Lilies, poet Joni Renne Whitworth tells us, contain multitudes of meaning. The flower is a mainstay in Greek and Chinese myths, as well as Easter ceremonies. It symbolizes, among other things, love, grief, femininity, and rebirth—all themes present in Whitworth’s filmed poem, Lilies, which premieres on Wednesday, Feb. 3, as a part of Fertile Ground’s online festival of new works. Festival projects remain available to stream for free through Feb. 15 on Fertile Ground’s Facebook and YouTube channels.

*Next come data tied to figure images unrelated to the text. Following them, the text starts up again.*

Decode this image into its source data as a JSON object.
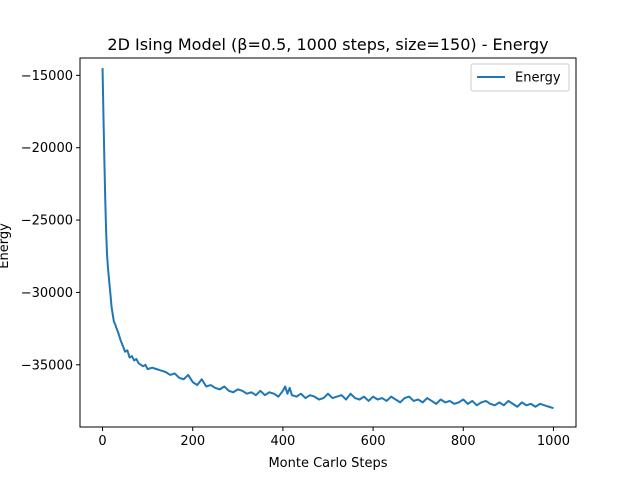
{
  "chart_data": {
    "type": "line",
    "title": "2D Ising Model (β=0.5, 1000 steps, size=150) - Energy",
    "xlabel": "Monte Carlo Steps",
    "ylabel": "Energy",
    "xlim": [
      -50,
      1050
    ],
    "ylim": [
      -39300,
      -13800
    ],
    "xticks": [
      0,
      200,
      400,
      600,
      800,
      1000
    ],
    "xtick_labels": [
      "0",
      "200",
      "400",
      "600",
      "800",
      "1000"
    ],
    "yticks": [
      -35000,
      -30000,
      -25000,
      -20000,
      -15000
    ],
    "ytick_labels": [
      "−35000",
      "−30000",
      "−25000",
      "−20000",
      "−15000"
    ],
    "grid": false,
    "legend_position": "top-right",
    "series": [
      {
        "name": "Energy",
        "color": "#1f77b4",
        "x": [
          0,
          2,
          4,
          6,
          8,
          10,
          12,
          15,
          18,
          20,
          22,
          25,
          28,
          30,
          35,
          40,
          45,
          50,
          55,
          60,
          65,
          70,
          75,
          80,
          85,
          90,
          95,
          100,
          110,
          120,
          130,
          140,
          150,
          160,
          170,
          180,
          190,
          200,
          210,
          220,
          230,
          240,
          250,
          260,
          270,
          280,
          290,
          300,
          310,
          320,
          330,
          340,
          350,
          360,
          370,
          380,
          390,
          400,
          405,
          410,
          415,
          420,
          430,
          440,
          450,
          460,
          470,
          480,
          490,
          500,
          510,
          520,
          530,
          540,
          550,
          560,
          570,
          580,
          590,
          600,
          610,
          620,
          630,
          640,
          650,
          660,
          670,
          680,
          690,
          700,
          710,
          720,
          730,
          740,
          750,
          760,
          770,
          780,
          790,
          800,
          810,
          820,
          830,
          840,
          850,
          860,
          870,
          880,
          890,
          900,
          910,
          920,
          930,
          940,
          950,
          960,
          970,
          980,
          990,
          1000
        ],
        "y": [
          -14500,
          -17800,
          -20800,
          -23600,
          -25800,
          -27400,
          -28300,
          -29300,
          -30300,
          -31000,
          -31400,
          -32000,
          -32200,
          -32400,
          -32800,
          -33300,
          -33700,
          -34100,
          -34000,
          -34500,
          -34400,
          -34700,
          -34600,
          -34900,
          -35000,
          -35100,
          -35000,
          -35300,
          -35200,
          -35300,
          -35400,
          -35500,
          -35700,
          -35600,
          -35900,
          -36000,
          -35700,
          -36200,
          -36400,
          -36000,
          -36500,
          -36400,
          -36600,
          -36700,
          -36500,
          -36800,
          -36900,
          -36700,
          -36800,
          -37000,
          -36900,
          -37100,
          -36800,
          -37100,
          -36900,
          -37000,
          -37200,
          -36800,
          -36500,
          -37000,
          -36600,
          -37100,
          -37200,
          -37000,
          -37300,
          -37100,
          -37200,
          -37400,
          -37300,
          -37000,
          -37300,
          -37200,
          -37100,
          -37400,
          -37000,
          -37300,
          -37400,
          -37200,
          -37500,
          -37200,
          -37400,
          -37300,
          -37500,
          -37200,
          -37400,
          -37600,
          -37300,
          -37200,
          -37500,
          -37400,
          -37600,
          -37300,
          -37500,
          -37700,
          -37400,
          -37600,
          -37500,
          -37700,
          -37600,
          -37400,
          -37700,
          -37500,
          -37800,
          -37600,
          -37500,
          -37700,
          -37800,
          -37600,
          -37800,
          -37500,
          -37700,
          -37900,
          -37600,
          -37800,
          -37700,
          -37900,
          -37700,
          -37800,
          -37900,
          -38000
        ]
      }
    ]
  }
}
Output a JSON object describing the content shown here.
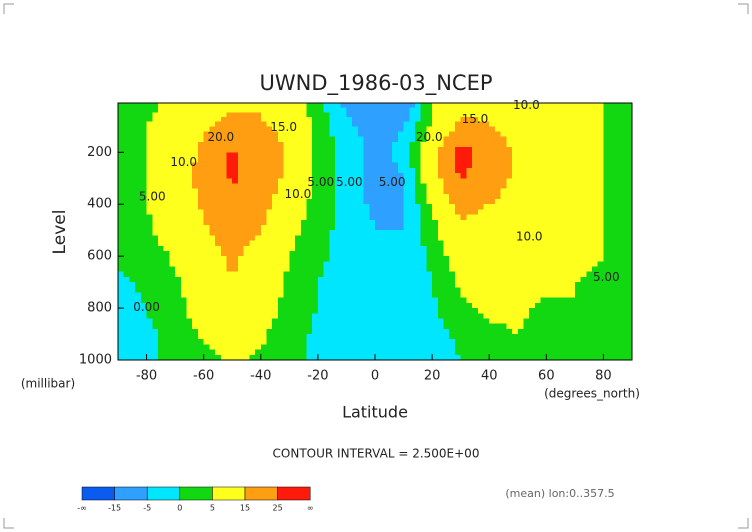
{
  "chart_data": {
    "type": "contour",
    "title": "UWND_1986-03_NCEP",
    "y_label": "Level",
    "y_unit": "(millibar)",
    "x_label": "Latitude",
    "x_unit": "(degrees_north)",
    "subtitle": "CONTOUR INTERVAL = 2.500E+00",
    "footnote": "(mean) lon:0..357.5",
    "xlim": [
      -90,
      90
    ],
    "xticks": [
      -80,
      -60,
      -40,
      -20,
      0,
      20,
      40,
      60,
      80
    ],
    "ylim": [
      1000,
      10
    ],
    "yticks": [
      200,
      400,
      600,
      800,
      1000
    ],
    "x": [
      -90,
      -80,
      -70,
      -60,
      -50,
      -40,
      -30,
      -20,
      -10,
      0,
      10,
      20,
      30,
      40,
      50,
      60,
      70,
      80,
      90
    ],
    "y": [
      10,
      100,
      200,
      300,
      400,
      500,
      600,
      700,
      800,
      900,
      1000
    ],
    "values": [
      [
        2,
        4,
        6,
        10,
        14,
        14,
        8,
        2,
        -6,
        -12,
        -10,
        4,
        12,
        14,
        12,
        10,
        8,
        5,
        2
      ],
      [
        2,
        5,
        8,
        14,
        17,
        16,
        12,
        3,
        -4,
        -7,
        -5,
        6,
        17,
        15,
        10,
        8,
        7,
        5,
        2
      ],
      [
        3,
        5,
        9,
        17,
        26,
        22,
        14,
        4,
        -3,
        -6,
        -4,
        12,
        28,
        22,
        13,
        9,
        7,
        5,
        2
      ],
      [
        3,
        5,
        10,
        18,
        26,
        22,
        12,
        4,
        -3,
        -7,
        -5,
        10,
        26,
        20,
        13,
        9,
        7,
        5,
        2
      ],
      [
        3,
        5,
        9,
        16,
        22,
        18,
        9,
        3,
        -3,
        -6,
        -6,
        6,
        18,
        15,
        11,
        8,
        7,
        5,
        2
      ],
      [
        2,
        4,
        8,
        14,
        18,
        15,
        7,
        2,
        -2,
        -5,
        -5,
        3,
        13,
        12,
        10,
        8,
        6,
        5,
        2
      ],
      [
        1,
        2,
        6,
        12,
        16,
        12,
        5,
        1,
        -2,
        -4,
        -4,
        1,
        9,
        10,
        9,
        8,
        6,
        5,
        2
      ],
      [
        -1,
        1,
        4,
        10,
        15,
        10,
        4,
        0,
        -2,
        -4,
        -4,
        0,
        6,
        8,
        8,
        6,
        5,
        4,
        2
      ],
      [
        -2,
        0,
        3,
        8,
        13,
        8,
        3,
        0,
        -2,
        -3,
        -3,
        -1,
        4,
        6,
        6,
        4,
        5,
        4,
        2
      ],
      [
        -2,
        -1,
        2,
        6,
        10,
        6,
        2,
        -1,
        -3,
        -3,
        -4,
        -2,
        1,
        4,
        5,
        3,
        3,
        3,
        2
      ],
      [
        -1,
        -1,
        1,
        3,
        6,
        4,
        1,
        -1,
        -3,
        -2,
        -3,
        -2,
        0,
        2,
        3,
        2,
        1,
        2,
        2
      ]
    ],
    "colorbar": {
      "levels": [
        "-∞",
        -15,
        -5,
        0,
        5,
        15,
        25,
        "∞"
      ],
      "colors": [
        "#0a5cf0",
        "#2ea0ff",
        "#00e6ff",
        "#12d812",
        "#ffff1e",
        "#ff9e10",
        "#ff1a0a"
      ]
    },
    "contour_labels": [
      {
        "label": "20.0",
        "x": -54,
        "y": 143
      },
      {
        "label": "15.0",
        "x": -32,
        "y": 104
      },
      {
        "label": "10.0",
        "x": -67,
        "y": 239
      },
      {
        "label": "5.00",
        "x": -78,
        "y": 373
      },
      {
        "label": "10.0",
        "x": -27,
        "y": 363
      },
      {
        "label": "5.00",
        "x": -19,
        "y": 316
      },
      {
        "label": "5.00",
        "x": -9,
        "y": 316
      },
      {
        "label": "5.00",
        "x": 6,
        "y": 316
      },
      {
        "label": "0.00",
        "x": -80,
        "y": 797
      },
      {
        "label": "20.0",
        "x": 19,
        "y": 143
      },
      {
        "label": "15.0",
        "x": 35,
        "y": 73
      },
      {
        "label": "10.0",
        "x": 53,
        "y": 19
      },
      {
        "label": "10.0",
        "x": 54,
        "y": 527
      },
      {
        "label": "5.00",
        "x": 81,
        "y": 682
      }
    ]
  }
}
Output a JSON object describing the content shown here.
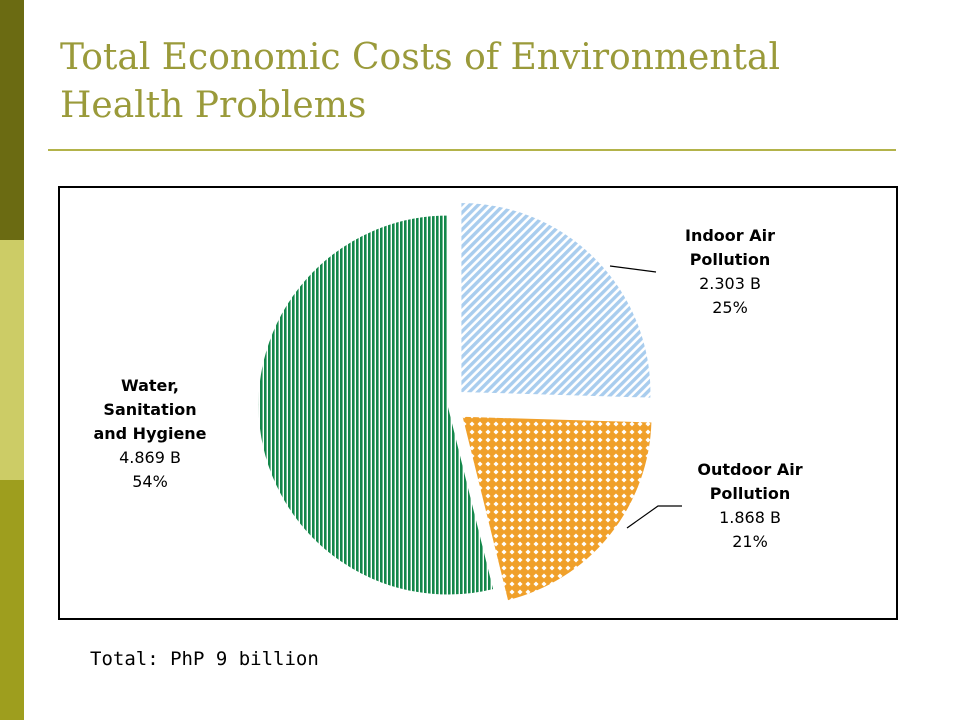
{
  "slide": {
    "title": "Total Economic Costs of Environmental Health Problems",
    "total_note": "Total: PhP 9 billion",
    "colors": {
      "title": "#9a9a3a",
      "rule": "#b3b34a",
      "sidebar": [
        "#6b6b12",
        "#cccc66",
        "#9e9e1e"
      ]
    }
  },
  "chart_data": {
    "type": "pie",
    "title": "",
    "slices": [
      {
        "name": "Indoor Air Pollution",
        "name_lines": [
          "Indoor Air",
          "Pollution"
        ],
        "value": 2.303,
        "value_label": "2.303 B",
        "percent": 25,
        "percent_label": "25%",
        "color": "#a9cdee",
        "pattern": "diagonal-hatch",
        "exploded": true
      },
      {
        "name": "Outdoor Air Pollution",
        "name_lines": [
          "Outdoor Air",
          "Pollution"
        ],
        "value": 1.868,
        "value_label": "1.868 B",
        "percent": 21,
        "percent_label": "21%",
        "color": "#f0a02a",
        "pattern": "diamond-lattice",
        "exploded": true
      },
      {
        "name": "Water, Sanitation and Hygiene",
        "name_lines": [
          "Water,",
          "Sanitation",
          "and Hygiene"
        ],
        "value": 4.869,
        "value_label": "4.869 B",
        "percent": 54,
        "percent_label": "54%",
        "color": "#13874a",
        "pattern": "vertical-stripes",
        "exploded": false
      }
    ],
    "legend": "none",
    "leader_lines": true
  }
}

Written and performed by Whitworth with video and sound by Hannah Piper Burns, Lilies is like opening a time capsule from the early days of the pandemic. “It’s like writing future history,” says Whitworth, who wrote the text last spring, when the rules for pandemic engagement were still setting in. “Once it changed from, ‘we’re home for two weeks,’ to, ‘we’re going to be in this for a while,’ there was just an energetic shift” – a shift, adds Whitworth, that was in stark contrast to the beautiful spring Portland was experiencing. “Nature was just merrily carrying along, and thriving,” Whitworth says. Lilies is their chronicle of that time.
Image from Joni Renne Whitworth “Lilies.”The poem—which Whitworth describes as loosely autobiographical—ruminates on the tragic weight of Covid-19 as well as the pandemic’s unexpected comforts. It moves between perspectives personal and global. Lilies begins in a place of calm. Whitworth opens with the line, “Of course, / lesbians have dreamt of this for years: / sleeping in late, / reading to each other, / fretting over the cat.” Elsewhere, Whitworth hears Pacific wrens singing by their quarantine window, and remarks, “I’ve worked two jobs as long as I can remember, / I’ve never been home to hear them.” In these scenes, Whitworth’s restrained diction aids their imagery—watching Lilies, I felt cozy.
But these silver linings come at a price. Whitworth calls our new world flat and declarative, “A refrigerated truck for the bodies,” where people’s voices lack inflection. Later, they remark that “War-ravaged Syria just reported its first COVID-19 death. / We’re here. We’re here.” For Whitworth, even the “upsides” of the pandemic resist that qualification. “Is it true / that by lessening pollution, / and workplace accidents, / this industrial slowdown is / sparing lives / as well as taking them? / I can’t follow that logic to its reasonable conclusion.”
Hannah Piper Burns’ editing helps create that sense of illogic. Burns, a found-footage filmmaker, says that in making Lilies she was interested in “this idea of our crises of attention, where one minute we are looking at our phone and the next minute a pot is boiling over, or we’re staring out the window and all of a sudden we’re thinking about death.” Fragmentation of thought plays a large role in the editing; the cuts are almost constant. The effect is that the film’s pacing is simultaneously brisk and meditative. Burns’ imagery is largely domestic (plenty of cooking, old homesteading footage, even clips from Animal Crossing), and we see lots of raindrops—on flower petals, windows, skin.
Whitworth ends Lilies with the sobering acknowledgement that “There will come a Monday,” and when that Monday comes, they beg the question:
We are jobless artists / in a nation that hasn’t paid for art in years, / if ever. / Will society rise to meet us? / Will there be a place for us in the new world order? / Will I make something / with both of my hands?
Nearly a year has passed since the first lockdowns, and these questions are still in search of answers.